In her lecture, the cultural theorist and film-maker Nancy Adajania will address the confrontation around cultural images and political interests that has been taking place in India during the 1990s. This confrontation has acquired an urgency, following the recent extraordinary claims asserted by right-wing forces over control of the public sphere. Adajania will indicate how right-wing forces have mutated, re-produced and circulated powerful traditional icons through a combination of old and new media, in their effort to dominate symbolic reality and social space; and the manner in which visual artists, social activists and community workers have attempted to counter this effort at domination by forming new solidarities. 

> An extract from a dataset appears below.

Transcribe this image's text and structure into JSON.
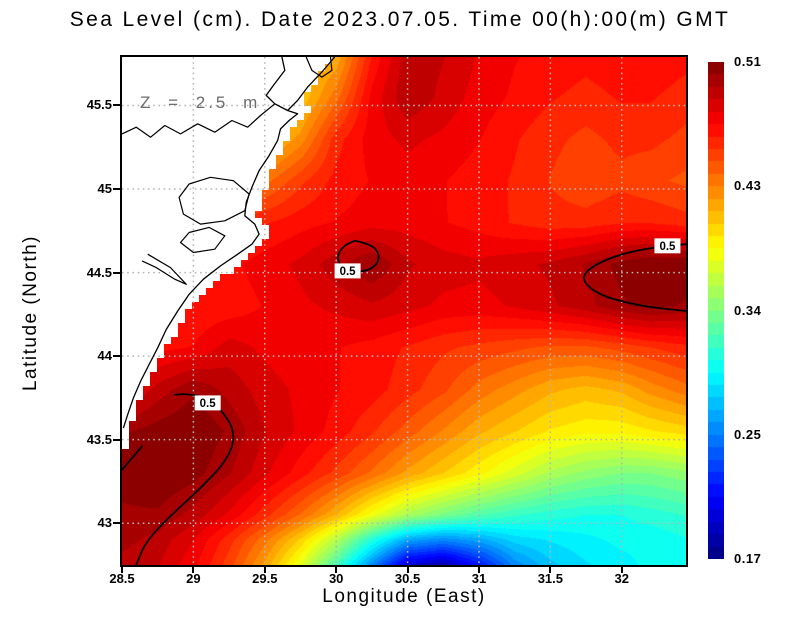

These new solidarities are fluid and nomadic, by their very nature: they represent the concretisation of sites of resistance, and also the production of tactical modes of image-subversion. The clash of icons that is observed here marks a clash of opposed claims over the public sphere. At the centre of Adjania's inquiry is the crisis of the secular imagination, as expressed in the dilemmas and projects of many Indian artists today. These artists must counter the cynical manipulation of images that represent belief and a sense of historical injustice, with their own images, which represent hope and criticality. What »affirmative« images can hope and criticality pose against the mutated icons invested with belief and a sense of historical injustice?

Nancy Adajania is currently Chief Editor of the visual-arts journal Art India. She lives and works in Bombay. In collaboration with Angelika Fitz and Ranjit Hoskote, she organized the international symposium, »Capital and Karma: Conversations between India and Europe«, held at the Kunsthalle Wien (Vienna, April 2002).